Why not lower expectations, and wait for half a second? Of course, there are apps for which 500ms is unacceptable - but this doesn't seem to be one of them.

Subjectively, I find the Shop app to be quite nice and speedy. It works well enough that I’d never have guessed it is using any kind of cross platform framework.

It’s easy to get caught up on numbers, but at the end of the day the user experience is all that matters. And I very much doubt that performance is a concern for their users.

  • Exactly. Tech people almost always go to the "performance wormhole" arguing about ms and how it could be improved 10x - myself included. But working at a startup the past couple of years, I came to the conclusion that it does not matter to the end users at all. If an app is "nice" and "speedy" as you say, that’s enough. Shopify made a good decision and tradeoffs; it works for them, and I would argue it would work for 90% of other companies as well. You don't really need a native app for most purposes; React Native and Flutter are good enough.

Assuming the 500ms is mostly delay for fetching data over a socket, unless the code is really broken that should not really be burning battery. <500ms for display of non-trivial network-fetched data is great regardless of whether it's rendered by react native or is a fully native app. They would both be I/O-bound on the network primarily, with a small but insignificant compute overhead for RN. If the data needs lots of transformation (though not compute-intensive transformation like calculating hashes or somethign) upon returning that could make a difference, though again I'd be surprised if CPU for RN vs native was all that different.
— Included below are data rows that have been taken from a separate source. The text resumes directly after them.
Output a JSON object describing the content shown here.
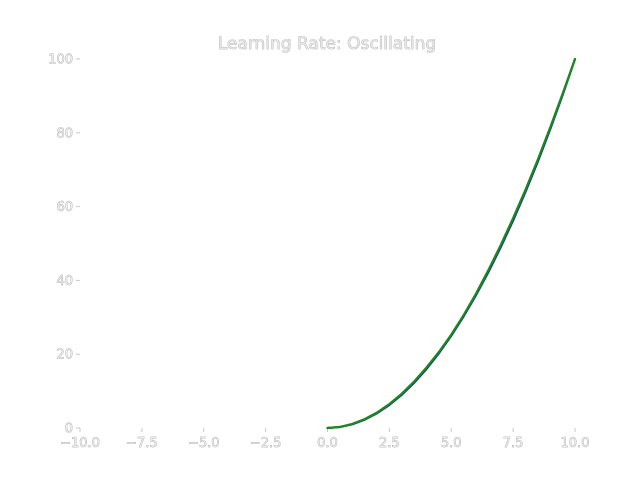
{
  "chart_data": {
    "type": "line",
    "title": "Learning Rate: Oscillating",
    "xlabel": "",
    "ylabel": "",
    "xlim": [
      -10.0,
      10.0
    ],
    "ylim": [
      0,
      100
    ],
    "x_ticks": [
      "−10.0",
      "−7.5",
      "−5.0",
      "−2.5",
      "0.0",
      "2.5",
      "5.0",
      "7.5",
      "10.0"
    ],
    "y_ticks": [
      "0",
      "20",
      "40",
      "60",
      "80",
      "100"
    ],
    "grid": false,
    "legend": "none",
    "series": [
      {
        "color": "#1f2fa0",
        "x": [
          0,
          0.5,
          1,
          1.5,
          2,
          2.5,
          3,
          3.5,
          4,
          4.5,
          5,
          5.5,
          6,
          6.5,
          7,
          7.5,
          8,
          8.5,
          9,
          9.5,
          10
        ],
        "y": [
          0,
          0.25,
          1,
          2.25,
          4,
          6.25,
          9,
          12.25,
          16,
          20.25,
          25,
          30.25,
          36,
          42.25,
          49,
          56.25,
          64,
          72.25,
          81,
          90.25,
          100
        ]
      },
      {
        "color": "#1a8a1a",
        "x": [
          0,
          0.5,
          1,
          1.5,
          2,
          2.5,
          3,
          3.5,
          4,
          4.5,
          5,
          5.5,
          6,
          6.5,
          7,
          7.5,
          8,
          8.5,
          9,
          9.5,
          10
        ],
        "y": [
          0,
          0.3,
          1.1,
          2.4,
          4.2,
          6.5,
          9.3,
          12.6,
          16.4,
          20.6,
          25.3,
          30.6,
          36.4,
          42.8,
          49.6,
          56.9,
          64.6,
          72.8,
          81.5,
          90.6,
          100
        ]
      }
    ]
  }
}
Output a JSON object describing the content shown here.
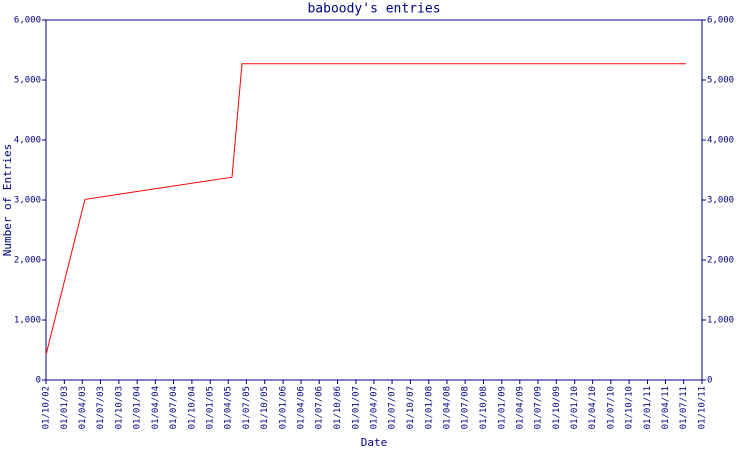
{
  "chart_data": {
    "type": "line",
    "title": "baboody's entries",
    "x_label": "Date",
    "y_label": "Number of Entries",
    "x": [
      "2002-10-01",
      "2003-04-14",
      "2005-04-20",
      "2005-06-09",
      "2011-07-12"
    ],
    "values": [
      420,
      3010,
      3380,
      5270,
      5270
    ],
    "color": "#ff0000",
    "xlim": [
      "2002-10-01",
      "2011-10-01"
    ],
    "xticks": [
      {
        "value": "2002-10-01",
        "label": "01/10/02"
      },
      {
        "value": "2003-01-01",
        "label": "01/01/03"
      },
      {
        "value": "2003-04-01",
        "label": "01/04/03"
      },
      {
        "value": "2003-07-01",
        "label": "01/07/03"
      },
      {
        "value": "2003-10-01",
        "label": "01/10/03"
      },
      {
        "value": "2004-01-01",
        "label": "01/01/04"
      },
      {
        "value": "2004-04-01",
        "label": "01/04/04"
      },
      {
        "value": "2004-07-01",
        "label": "01/07/04"
      },
      {
        "value": "2004-10-01",
        "label": "01/10/04"
      },
      {
        "value": "2005-01-01",
        "label": "01/01/05"
      },
      {
        "value": "2005-04-01",
        "label": "01/04/05"
      },
      {
        "value": "2005-07-01",
        "label": "01/07/05"
      },
      {
        "value": "2005-10-01",
        "label": "01/10/05"
      },
      {
        "value": "2006-01-01",
        "label": "01/01/06"
      },
      {
        "value": "2006-04-01",
        "label": "01/04/06"
      },
      {
        "value": "2006-07-01",
        "label": "01/07/06"
      },
      {
        "value": "2006-10-01",
        "label": "01/10/06"
      },
      {
        "value": "2007-01-01",
        "label": "01/01/07"
      },
      {
        "value": "2007-04-01",
        "label": "01/04/07"
      },
      {
        "value": "2007-07-01",
        "label": "01/07/07"
      },
      {
        "value": "2007-10-01",
        "label": "01/10/07"
      },
      {
        "value": "2008-01-01",
        "label": "01/01/08"
      },
      {
        "value": "2008-04-01",
        "label": "01/04/08"
      },
      {
        "value": "2008-07-01",
        "label": "01/07/08"
      },
      {
        "value": "2008-10-01",
        "label": "01/10/08"
      },
      {
        "value": "2009-01-01",
        "label": "01/01/09"
      },
      {
        "value": "2009-04-01",
        "label": "01/04/09"
      },
      {
        "value": "2009-07-01",
        "label": "01/07/09"
      },
      {
        "value": "2009-10-01",
        "label": "01/10/09"
      },
      {
        "value": "2010-01-01",
        "label": "01/01/10"
      },
      {
        "value": "2010-04-01",
        "label": "01/04/10"
      },
      {
        "value": "2010-07-01",
        "label": "01/07/10"
      },
      {
        "value": "2010-10-01",
        "label": "01/10/10"
      },
      {
        "value": "2011-01-01",
        "label": "01/01/11"
      },
      {
        "value": "2011-04-01",
        "label": "01/04/11"
      },
      {
        "value": "2011-07-01",
        "label": "01/07/11"
      },
      {
        "value": "2011-10-01",
        "label": "01/10/11"
      }
    ],
    "ylim": [
      0,
      6000
    ],
    "yticks": [
      0,
      {
        "value": 1000,
        "label": "1,000"
      },
      {
        "value": 2000,
        "label": "2,000"
      },
      {
        "value": 3000,
        "label": "3,000"
      },
      {
        "value": 4000,
        "label": "4,000"
      },
      {
        "value": 5000,
        "label": "5,000"
      },
      {
        "value": 6000,
        "label": "6,000"
      }
    ],
    "y2lim": [
      0,
      6000
    ],
    "y2ticks": [
      0,
      {
        "value": 1000,
        "label": "1,000"
      },
      {
        "value": 2000,
        "label": "2,000"
      },
      {
        "value": 3000,
        "label": "3,000"
      },
      {
        "value": 4000,
        "label": "4,000"
      },
      {
        "value": 5000,
        "label": "5,000"
      },
      {
        "value": 6000,
        "label": "6,000"
      }
    ],
    "grid": false
  }
}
As an Elixir dev who aims for and routinely achieves <10ms response times, (and sometimes < 1 ms for frequent endpoints that I can hand optimize into a single efficient SQL query, which Ecto makes easy I might add!) I find the response time to be the more egregious part :-D

> Having your app burn battery for half a second doing absolutely nothing is bad UX.

Why are you assuming the app is either burning much battery or even doing more than waiting on current data from the server? For an app that I would assume isn't much use without up-to-date data from the server?